Figure 1: Scottsbluff Star Herald Reader poll. Source
  • What is wrong with this chart?

  • Do you think it might be misleading? If so, how?

  • Do you think the mistakes were intentional?

High Support

A CBS News pie chart of americans who have tried marijuana, showing 51% today, 43% last year, and 34% in 1997. The chyron below the image says 'High support for legalizing marijuana. More than half of Americans say they've tried pot'

Figure 2: Source

  • What is wrong with this chart?

  • What would you change to more accurately represent the data?

  • Do you think the mistakes were intentional?

Gas Prices

Two bar charts showing the % increase in petrol and diesel prices in India (2018). The first chart shows an increase of 20.5% from 2004 to 2009 (real values of 33.71 to 40.62), an increase of 75.0% from 2009 to 2014 (real values of 40.62 to 71.41), and a 13% decrease from 2014 to 2018 (real values of 71.41 to 80.73). The last bar and arrow are shown in yellow, while the first three bars are shown in green. The second chart shows diesel prices, with real values of 21.74, 30.86, 56.71, and 72.83 in 2004, 2009, 2014, and 2018, respectively. Arrows show the change between each price set, with a 42% increase from 2004 to 2009, an 83.7% increase from 2009 to 2014, and a 28% decrease from 2014 to 2018, which is highlighted in yellow. At the bottom of each chart, an image of Narendra Modi is shown.

Figure 3: Gas and Diesel price changes in India (2004 - 2018).

  • What is wrong with this?

  • What design choices contribute to the problems?

  • Do you think this was intentionally designed to be misleading? Why or why not?

Information Overload

  • What problems do you have reading this chart?

  • Can you compare the quantities of all 6 variables shown? Why or why not?
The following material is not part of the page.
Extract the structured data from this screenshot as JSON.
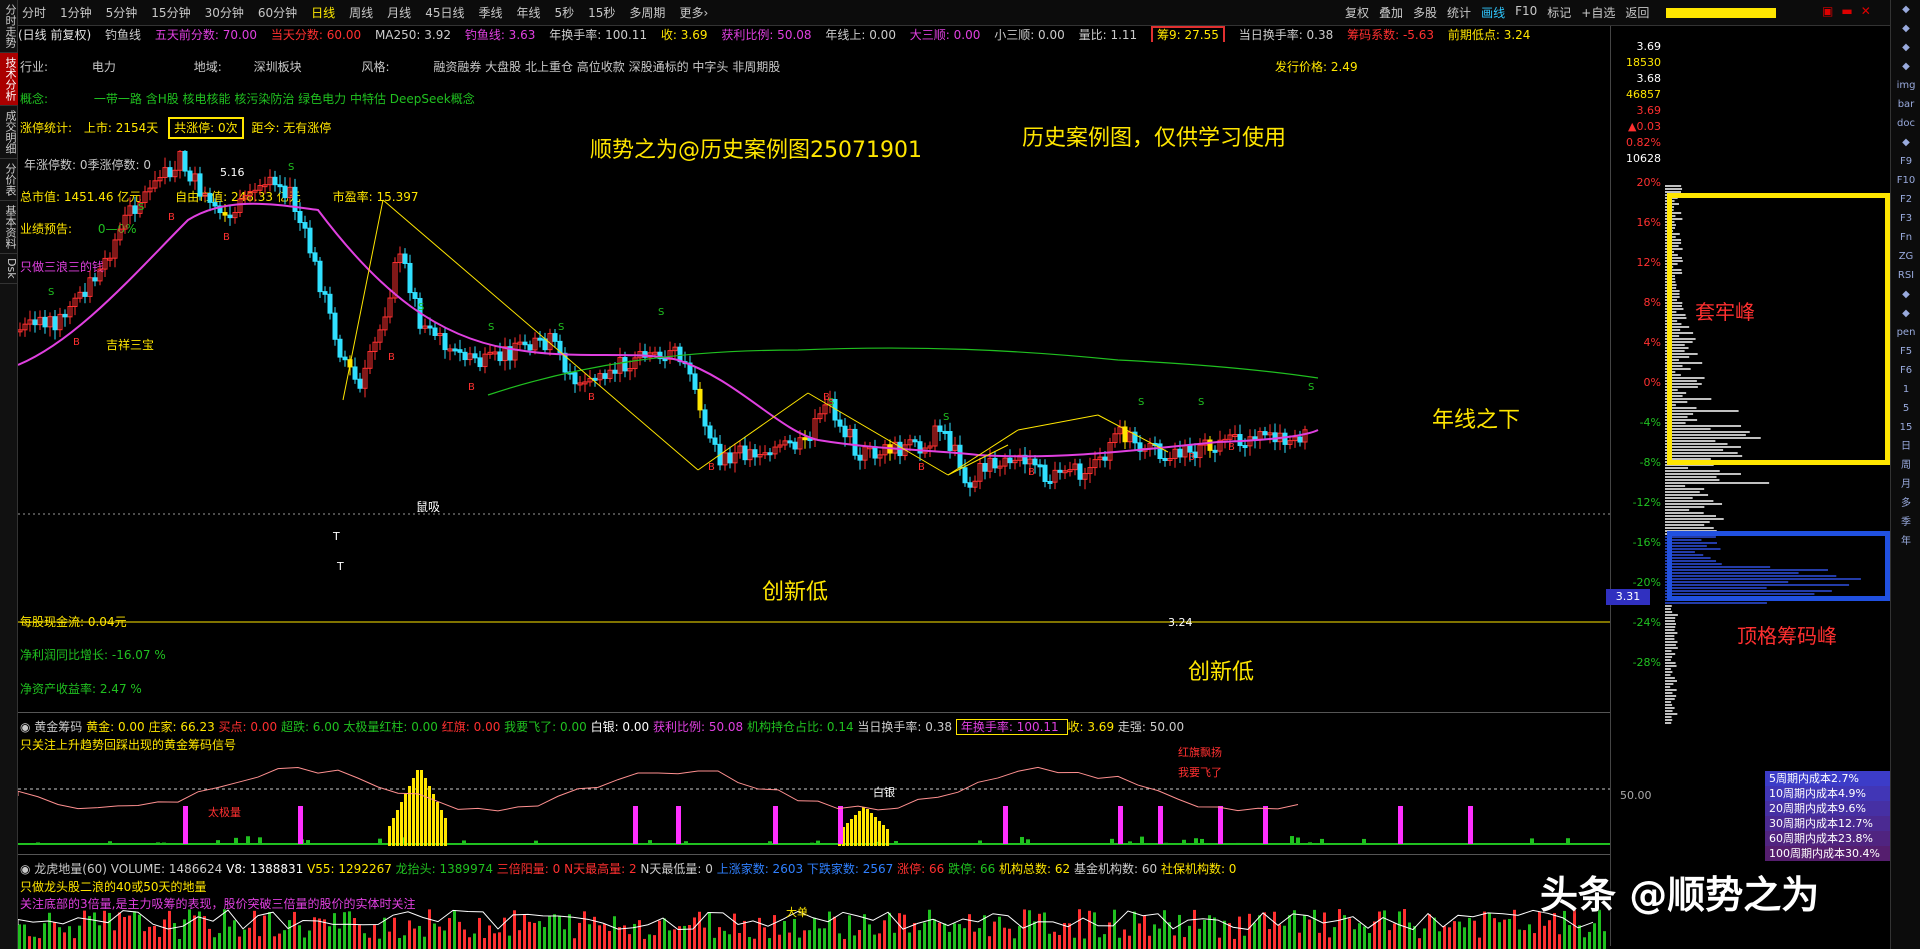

(Yes, the blog this chart is taken from is satirical. This is not a recommended graphical form.)

Designing Good Charts

Why Graphics Matter

Graphics are a form of external cognition that allow us to think about the data rather than the chart.
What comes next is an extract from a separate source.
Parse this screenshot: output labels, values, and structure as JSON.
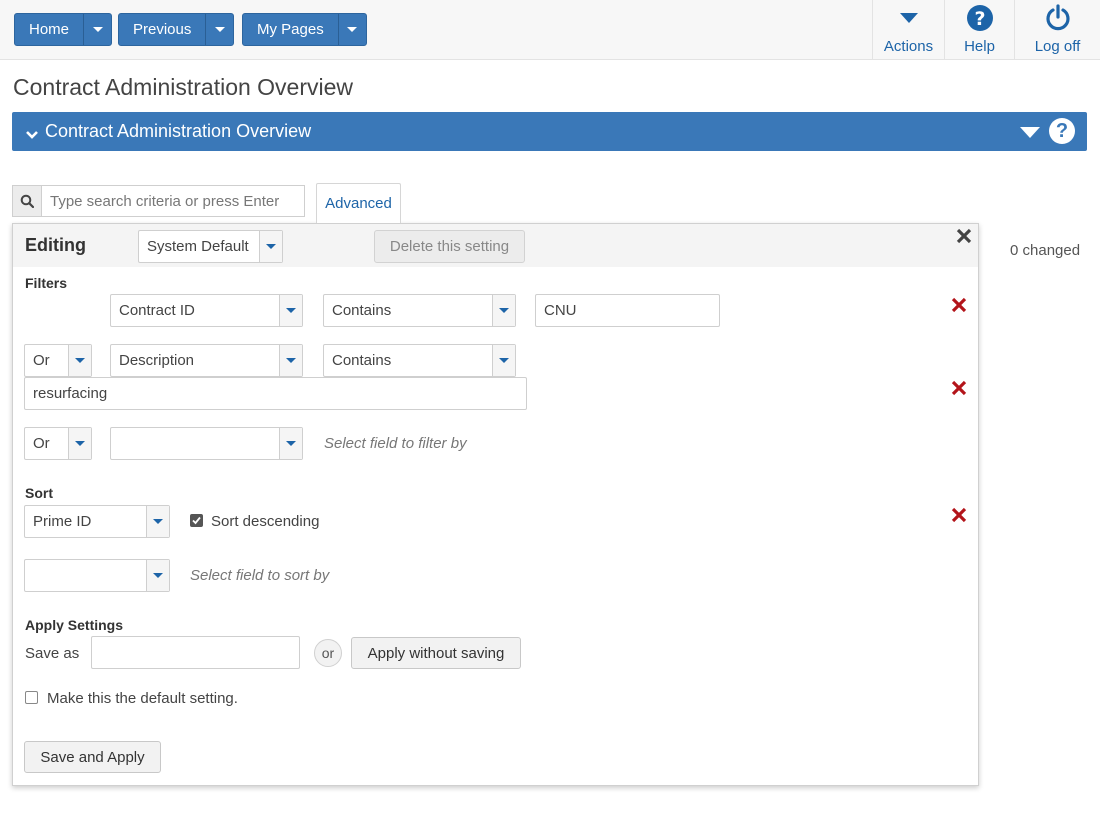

That is, graphics are a tool to make it easier for us to think about what the data means.

Good graphics take advantage of how the brain works, leveraging

  • preattentive processing

  • perceptual grouping

  • awareness of visual limitations

Good graphics also depend on the data: the chart type should be chosen based on the types of variables you want to display, the amount of data you have, and the results you want to highlight.

Example: Hertzsprung Russell Diagram

A scatter plot showing the color index of a star on the x-axis and the absolute magnitude (brightness) of the star on the y-axis. Points are colored by spectral class, which varies from blue to white to yellow to red as the color index increases and the star's temperature decreases. Points are primarily located along a downward-sloping line from the top left to the bottom right, which is labeled the 'main sequence'. There is another set of points which diverges from the main sequence and extends out horizontally in the middle of the graph; these are labeled 'giants', and a few outliers that are above the giant cluster are labeled 'supergiants'. Below the main sequence stars, there are outliers which are labeled 'dwarfs'.
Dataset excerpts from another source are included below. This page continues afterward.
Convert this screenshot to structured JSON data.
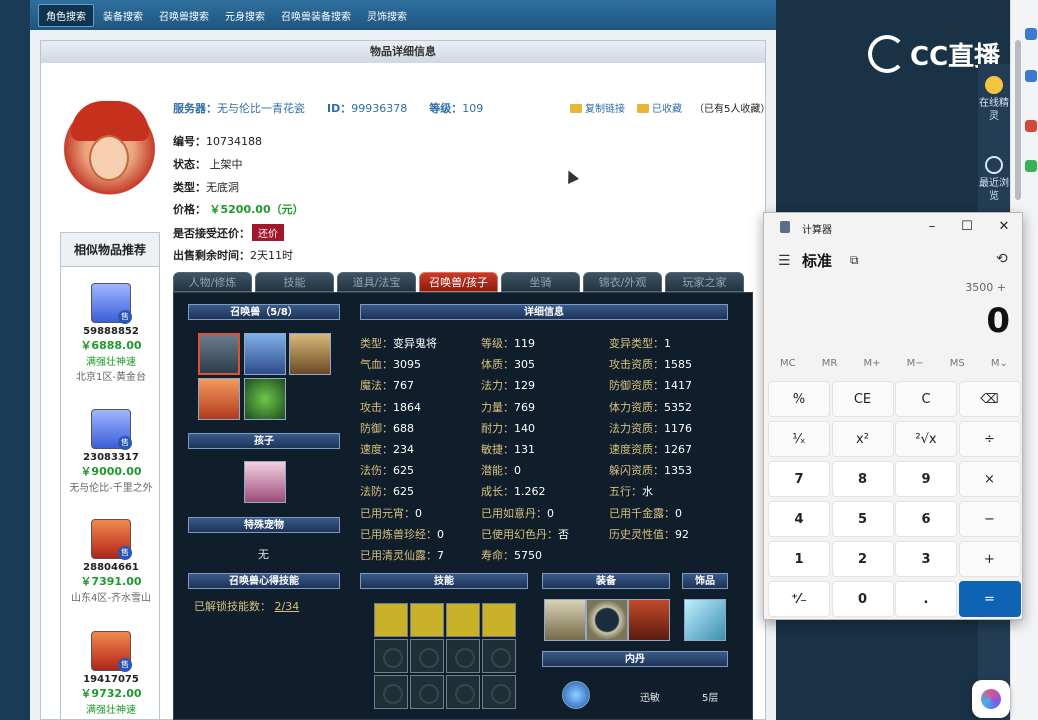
{
  "nav": {
    "tabs": [
      "角色搜索",
      "装备搜索",
      "召唤兽搜索",
      "元身搜索",
      "召唤兽装备搜索",
      "灵饰搜索"
    ],
    "active_index": 0
  },
  "panel": {
    "title": "物品详细信息"
  },
  "header": {
    "server_label": "服务器：",
    "server_value": "无与伦比一青花瓷",
    "id_label": "ID：",
    "id_value": "99936378",
    "level_label": "等级：",
    "level_value": "109",
    "copy_link": "复制链接",
    "favorited": "已收藏",
    "fav_count": "（已有5人收藏）"
  },
  "details": {
    "serial_label": "编号：",
    "serial_value": "10734188",
    "status_label": "状态：",
    "status_value": "上架中",
    "type_label": "类型：",
    "type_value": "无底洞",
    "price_label": "价格：",
    "price_value": "￥5200.00（元）",
    "bargain_label": "是否接受还价：",
    "bargain_button": "还价",
    "remaining_label": "出售剩余时间：",
    "remaining_value": "2天11时"
  },
  "similar": {
    "title": "相似物品推荐",
    "items": [
      {
        "id": "59888852",
        "price": "￥6888.00",
        "name": "满强壮神速",
        "server": "北京1区-黄金台"
      },
      {
        "id": "23083317",
        "price": "￥9000.00",
        "name": "",
        "server": "无与伦比-千里之外"
      },
      {
        "id": "28804661",
        "price": "￥7391.00",
        "name": "",
        "server": "山东4区-齐水雪山"
      },
      {
        "id": "19417075",
        "price": "￥9732.00",
        "name": "满强壮神速",
        "server": ""
      }
    ],
    "sell_badge": "售"
  },
  "game_tabs": [
    "人物/修炼",
    "技能",
    "道具/法宝",
    "召唤兽/孩子",
    "坐骑",
    "锦衣/外观",
    "玩家之家"
  ],
  "game_active_tab": 3,
  "sections": {
    "pets": "召唤兽（5/8）",
    "detail": "详细信息",
    "child": "孩子",
    "special_pet": "特殊宠物",
    "special_pet_value": "无",
    "pet_skill_head": "召唤兽心得技能",
    "unlocked_label": "已解锁技能数：",
    "unlocked_value": "2/34",
    "skills": "技能",
    "equip": "装备",
    "ornament": "饰品",
    "inner": "内丹",
    "inner_name": "迅敏",
    "inner_level": "5层"
  },
  "stats": {
    "col1": [
      [
        "类型：",
        "变异鬼将"
      ],
      [
        "气血：",
        "3095"
      ],
      [
        "魔法：",
        "767"
      ],
      [
        "攻击：",
        "1864"
      ],
      [
        "防御：",
        "688"
      ],
      [
        "速度：",
        "234"
      ],
      [
        "法伤：",
        "625"
      ],
      [
        "法防：",
        "625"
      ],
      [
        "已用元宵：",
        "0"
      ],
      [
        "已用炼兽珍经：",
        "0"
      ],
      [
        "已用清灵仙露：",
        "7"
      ]
    ],
    "col2": [
      [
        "等级：",
        "119"
      ],
      [
        "体质：",
        "305"
      ],
      [
        "法力：",
        "129"
      ],
      [
        "力量：",
        "769"
      ],
      [
        "耐力：",
        "140"
      ],
      [
        "敏捷：",
        "131"
      ],
      [
        "潜能：",
        "0"
      ],
      [
        "成长：",
        "1.262"
      ],
      [
        "已用如意丹：",
        "0"
      ],
      [
        "已使用幻色丹：",
        "否"
      ],
      [
        "寿命：",
        "5750"
      ]
    ],
    "col3": [
      [
        "变异类型：",
        "1"
      ],
      [
        "攻击资质：",
        "1585"
      ],
      [
        "防御资质：",
        "1417"
      ],
      [
        "体力资质：",
        "5352"
      ],
      [
        "法力资质：",
        "1176"
      ],
      [
        "速度资质：",
        "1267"
      ],
      [
        "躲闪资质：",
        "1353"
      ],
      [
        "五行：",
        "水"
      ],
      [
        "已用千金露：",
        "0"
      ],
      [
        "历史灵性值：",
        "92"
      ]
    ]
  },
  "calculator": {
    "title": "计算器",
    "mode": "标准",
    "expression": "3500 +",
    "display": "0",
    "memory": [
      "MC",
      "MR",
      "M+",
      "M−",
      "MS",
      "M⌄"
    ],
    "keys": [
      [
        "%",
        "CE",
        "C",
        "⌫"
      ],
      [
        "¹⁄ₓ",
        "x²",
        "²√x",
        "÷"
      ],
      [
        "7",
        "8",
        "9",
        "×"
      ],
      [
        "4",
        "5",
        "6",
        "−"
      ],
      [
        "1",
        "2",
        "3",
        "+"
      ],
      [
        "⁺⁄₋",
        "0",
        ".",
        "="
      ]
    ]
  },
  "overlay": {
    "brand": "CC直播",
    "online_sprite": "在线精灵",
    "recent_browse": "最近浏览"
  }
}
The Hertzsprung Russell diagram. Discovered independently by Ejnar Hertzsprung (1873–1967) and Henry Norris Russell (1877–1957). The diagram plots the color index of the star against the brightness (absolute magnitude) of the star. As a result, it is possible to discern that these two variables are related and change together over a star’s life cycle: a hypothesis that only came to be because of this chart.

I’ve used data from the HYG Database to generate this chart. Only stars within 500 AU are shown.

Preattentive Perception

  • Occurs automatically (no effort)

  • Color, shape, angle

  • Combinations of preattentive features require attention

    • Double-encoding (using multiple features for the same variable) is ok
(a) Shape
(b) Color
Figure 5: Two scatterplots with one point that is different. Can you easily spot the different point?
(a) Shape and Color (dual encoded)
(b) Shape and Color (different variables)
Figure 6: Two scatterplots. Can you easily spot the different point(s)?